Latin American Perspectives

Ronald H. Chilcote - Contributions by Haroldo Dilla Alfonso; Thomas Angotti; Ricardo Antunes; David Barkin; Dave Broad; Doug Brown; Ronald H. Chilcote; Agustín Cueva; Enrique Dussel; Joel C. Edelstein; Raúl A. Fernández; Frank T. Fitzgerald; André Gunder Frank; Michael González-Cruz; TimothyF Harding; Richard L. Harris; Keith A. Haynes; Colin Henfrey; Claudio Katz; Manuel Maldonado-Denis; Ronaldo Munck; George Novack; José Nun; José F. Ocampo; Tânia Pellegrini; James F. Petras; Aníbal Quijano; Cathy A. Rakowski; Eduardo Rosenzvaig; David F.Ruccio; Rodolfo Stavenhagen; Frederick Weaver Stirton; Heather Williams and Tamar Diana Wilson

Hardback
Paperback
This definitive reader brings together seminal articles on development in Latin America.
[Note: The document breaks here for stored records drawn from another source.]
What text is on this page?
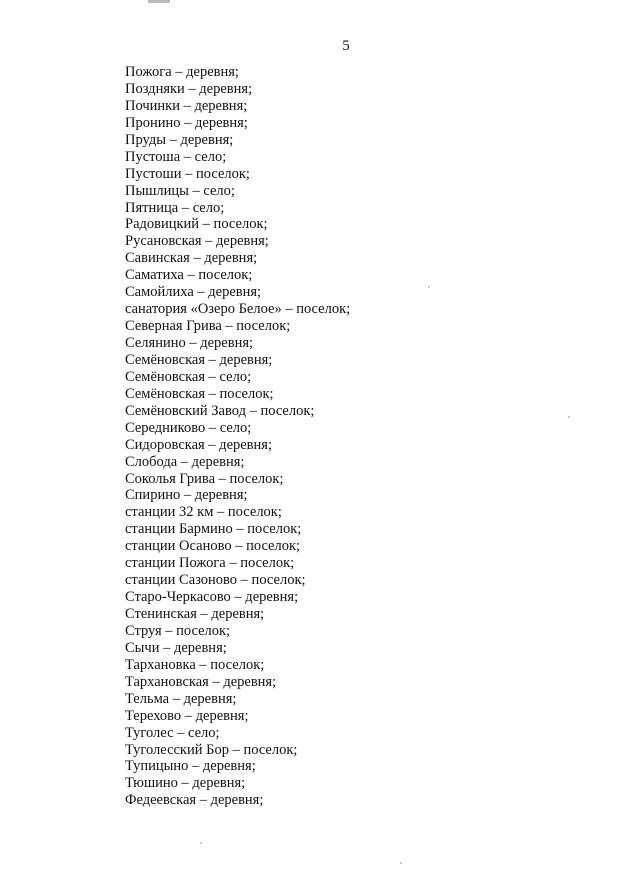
5
Пожога – деревня;
Поздняки – деревня;
Починки – деревня;
Пронино – деревня;
Пруды – деревня;
Пустоша – село;
Пустоши – поселок;
Пышлицы – село;
Пятница – село;
Радовицкий – поселок;
Русановская – деревня;
Савинская – деревня;
Саматиха – поселок;
Самойлиха – деревня;
санатория «Озеро Белое» – поселок;
Северная Грива – поселок;
Селянино – деревня;
Семёновская – деревня;
Семёновская – село;
Семёновская – поселок;
Семёновский Завод – поселок;
Середниково – село;
Сидоровская – деревня;
Слобода – деревня;
Соколья Грива – поселок;
Спирино – деревня;
станции 32 км – поселок;
станции Бармино – поселок;
станции Осаново – поселок;
станции Пожога – поселок;
станции Сазоново – поселок;
Старо-Черкасово – деревня;
Стенинская – деревня;
Струя – поселок;
Сычи – деревня;
Тархановка – поселок;
Тархановская – деревня;
Тельма – деревня;
Терехово – деревня;
Туголес – село;
Туголесский Бор – поселок;
Тупицыно – деревня;
Тюшино – деревня;
Федеевская – деревня;
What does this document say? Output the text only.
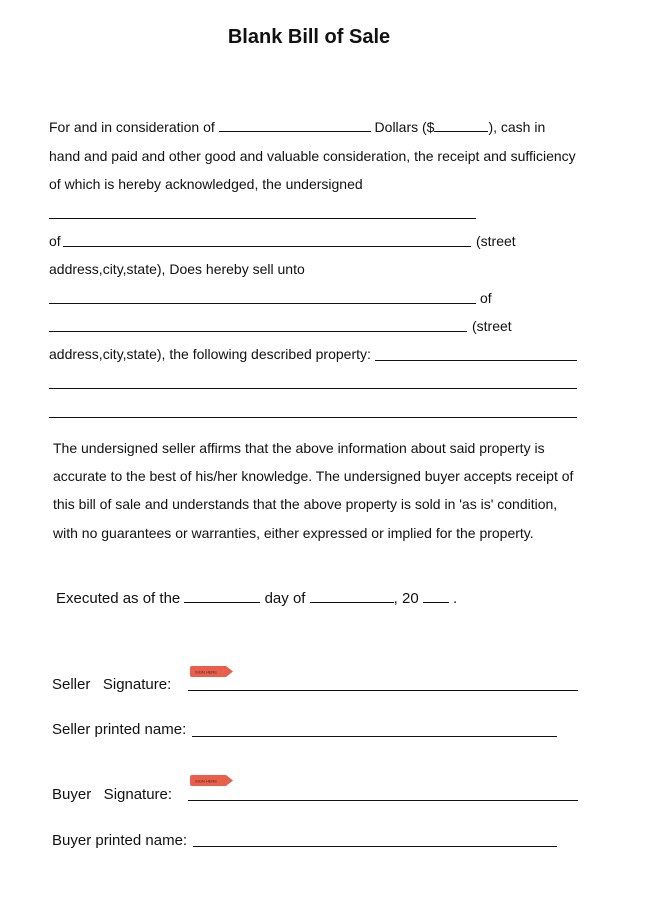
Blank Bill of Sale
For and in consideration of	Dollars ($	), cash in
hand and paid and other good and valuable consideration, the receipt and sufficiency
of which is hereby acknowledged, the undersigned
of	(street
address,city,state), Does hereby sell unto
of
(street
address,city,state), the following described property:
The undersigned seller affirms that the above information about said property is
accurate to the best of his/her knowledge. The undersigned buyer accepts receipt of
this bill of sale and understands that the above property is sold in 'as is' condition,
with no guarantees or warranties, either expressed or implied for the property.
Executed as of the	day of	, 20 .
SIGN HERE
Seller   Signature:
Seller printed name:
SIGN HERE
Buyer   Signature:
Buyer printed name:
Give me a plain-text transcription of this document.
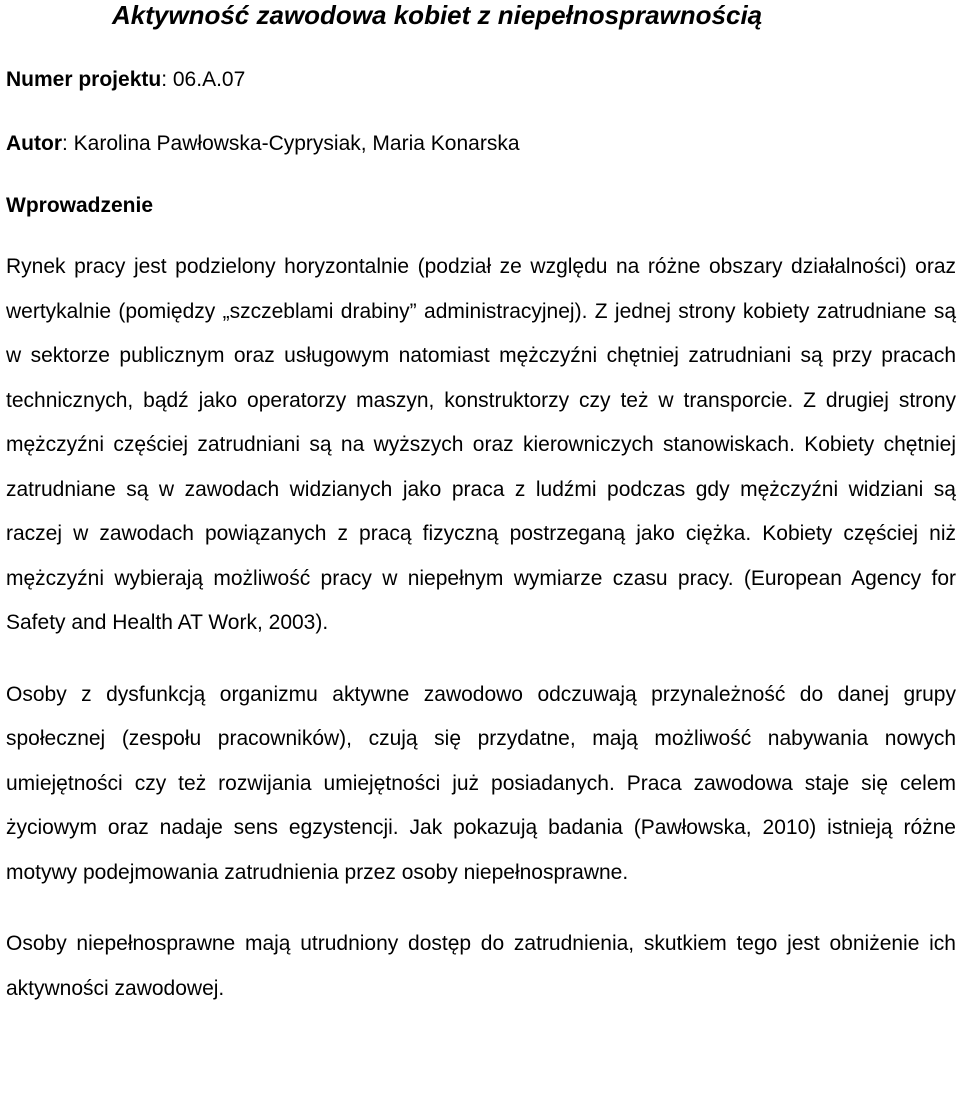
Aktywność zawodowa kobiet z niepełnosprawnością

Numer projektu: 06.A.07

Autor: Karolina Pawłowska-Cyprysiak, Maria Konarska

Wprowadzenie

Rynek pracy jest podzielony horyzontalnie (podział ze względu na różne obszary działalności) oraz wertykalnie (pomiędzy „szczeblami drabiny” administracyjnej). Z jednej strony kobiety zatrudniane są w sektorze publicznym oraz usługowym natomiast mężczyźni chętniej zatrudniani są przy pracach technicznych, bądź jako operatorzy maszyn, konstruktorzy czy też w transporcie. Z drugiej strony mężczyźni częściej zatrudniani są na wyższych oraz kierowniczych stanowiskach. Kobiety chętniej zatrudniane są w zawodach widzianych jako praca z ludźmi podczas gdy mężczyźni widziani są raczej w zawodach powiązanych z pracą fizyczną postrzeganą jako ciężka. Kobiety częściej niż mężczyźni wybierają możliwość pracy w niepełnym wymiarze czasu pracy. (European Agency for Safety and Health AT Work, 2003).

Osoby z dysfunkcją organizmu aktywne zawodowo odczuwają przynależność do danej grupy społecznej (zespołu pracowników), czują się przydatne, mają możliwość nabywania nowych umiejętności czy też rozwijania umiejętności już posiadanych. Praca zawodowa staje się celem życiowym oraz nadaje sens egzystencji. Jak pokazują badania (Pawłowska, 2010) istnieją różne motywy podejmowania zatrudnienia przez osoby niepełnosprawne.

Osoby niepełnosprawne mają utrudniony dostęp do zatrudnienia, skutkiem tego jest obniżenie ich aktywności zawodowej.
Tracing the concepts and major debates surrounding the issue, the text focuses on development theory through three contrasting historical perspectives: imperialism, underdevelopment and dependency, and globalization. By offering a rich array of essays from Latin American Perspectives, the book allows students to sample all the important trends in the field. A new general introduction and conclusion, along with part introductions, contextualize each selection.

One of the leading figures in development studies, Ronald Chilcote shows in this text why work on imperialism dating to the turn of the twentieth century informs the controversies on dependency and underdevelopment during the 1960s and 1970s as well as the globalization debates of the past decade. If students are to understand development in Latin America, they must not only be familiar with historical examples and recognize that various theoretical perspectives affect our interpretation of events, they must be willing to keep an open mind. Thus, rather than setting out established premises, this reader offers different points of view, raising provocative questions about Latin America that remain largely unanswered even today. Students will come away from this rewarding collection ready to pursue new understanding through critical inquiry and thinking.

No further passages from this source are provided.